From the bottom menu, choose the kind of model you wish to print:
- Inner curve
- Outer curve
- Solid cylinder
- Rectangular pillow
- Dome (on top)
- Dome (on side)
Then click the “download” button to get your STL file to slice in your favorite slicer.
If you go into advanced, you will be able to change the thickness of the lithophane as you see fit. Changing the thickness will make it sturdier, but making it too thick will make it difficult for enough light to pass through.
Stick to these settings for slicing an inner curve or outer curve:
- Brim: 2mm (this will help the 3D printed lithophane stick to the bed)
- Print speed: 40 mm/s
- Layer height: 0.2mm is sufficient as you don’t need extra-fine details here
- Cooling: your defaults are fine
The most important setting to remember to enable for a lithophane is to use 100% infill, otherwise, your shadows will not come out properly.

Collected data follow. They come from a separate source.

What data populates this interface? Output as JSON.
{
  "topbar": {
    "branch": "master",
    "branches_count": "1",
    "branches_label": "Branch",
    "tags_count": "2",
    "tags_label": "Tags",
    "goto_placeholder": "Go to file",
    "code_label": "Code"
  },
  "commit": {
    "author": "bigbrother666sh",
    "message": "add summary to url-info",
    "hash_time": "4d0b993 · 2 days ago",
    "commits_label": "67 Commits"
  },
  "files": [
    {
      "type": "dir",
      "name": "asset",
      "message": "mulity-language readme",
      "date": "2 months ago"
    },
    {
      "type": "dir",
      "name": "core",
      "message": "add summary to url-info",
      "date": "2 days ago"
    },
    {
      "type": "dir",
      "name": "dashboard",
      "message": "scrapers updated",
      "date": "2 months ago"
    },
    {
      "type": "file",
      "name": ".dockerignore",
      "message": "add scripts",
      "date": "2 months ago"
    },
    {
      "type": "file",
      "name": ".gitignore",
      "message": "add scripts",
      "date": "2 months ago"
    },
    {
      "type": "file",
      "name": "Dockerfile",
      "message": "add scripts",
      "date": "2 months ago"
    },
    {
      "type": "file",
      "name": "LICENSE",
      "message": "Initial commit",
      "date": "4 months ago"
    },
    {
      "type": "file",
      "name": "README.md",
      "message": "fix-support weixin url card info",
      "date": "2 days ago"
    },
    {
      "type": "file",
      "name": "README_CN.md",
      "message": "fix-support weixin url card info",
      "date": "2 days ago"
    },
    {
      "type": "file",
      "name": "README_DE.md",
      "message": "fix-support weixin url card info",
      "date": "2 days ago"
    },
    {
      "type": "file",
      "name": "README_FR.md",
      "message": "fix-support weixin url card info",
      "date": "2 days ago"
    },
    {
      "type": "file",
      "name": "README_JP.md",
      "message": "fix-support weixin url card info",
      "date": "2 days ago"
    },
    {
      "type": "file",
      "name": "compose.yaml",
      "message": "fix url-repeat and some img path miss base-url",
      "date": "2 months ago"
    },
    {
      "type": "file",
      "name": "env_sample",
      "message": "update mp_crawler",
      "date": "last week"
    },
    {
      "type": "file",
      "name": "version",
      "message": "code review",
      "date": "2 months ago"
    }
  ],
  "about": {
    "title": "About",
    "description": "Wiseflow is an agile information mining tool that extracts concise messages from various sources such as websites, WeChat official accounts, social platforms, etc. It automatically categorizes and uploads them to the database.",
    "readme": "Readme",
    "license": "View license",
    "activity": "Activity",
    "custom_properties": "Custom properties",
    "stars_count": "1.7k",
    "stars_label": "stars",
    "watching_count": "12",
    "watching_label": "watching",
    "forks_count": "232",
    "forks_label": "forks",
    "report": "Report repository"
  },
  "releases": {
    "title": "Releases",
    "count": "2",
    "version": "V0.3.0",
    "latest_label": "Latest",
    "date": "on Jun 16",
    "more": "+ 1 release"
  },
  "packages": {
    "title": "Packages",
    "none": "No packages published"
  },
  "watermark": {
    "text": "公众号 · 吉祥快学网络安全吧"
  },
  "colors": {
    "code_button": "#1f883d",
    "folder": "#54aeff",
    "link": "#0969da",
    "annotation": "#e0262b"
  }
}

The brim is also important, otherwise, you risk the print toppling over or coming loose before it is completed.
Also, remember to orient your lithophane vertically in the slicer. Laying it flat will not produce the same results, and it will also be much harder to remove from the print bed once it is done.
Do lithophanes need supports?
Lithophanes don’t need supports for printing properly. There are no overhangs as such in any of the lithophanes you can generate using the 3DP rocks site.
Can you print lithophanes with other colors?
Since a successful lithophane print depends on light shining through the 3D printed model, it’s really important that you use a light color. This is why white works the best.
Of course, you can certainly use other colors, but the darker the filament, the less shadows will pass through.
Very light colors like yellow or light green and light blue may do the trick just fine. It will not look quite as good as a white one, though.
I have not experimented with using transparent filaments, but in theory, they would not work because the filament does need to block some of the light.
Lithophanes are great projects to make with your 3D printer and the best thing is that you don’t need a super-expensive 3D printer to make them. A standard 3D printer like the Ender 3 or similar will do the job just fine!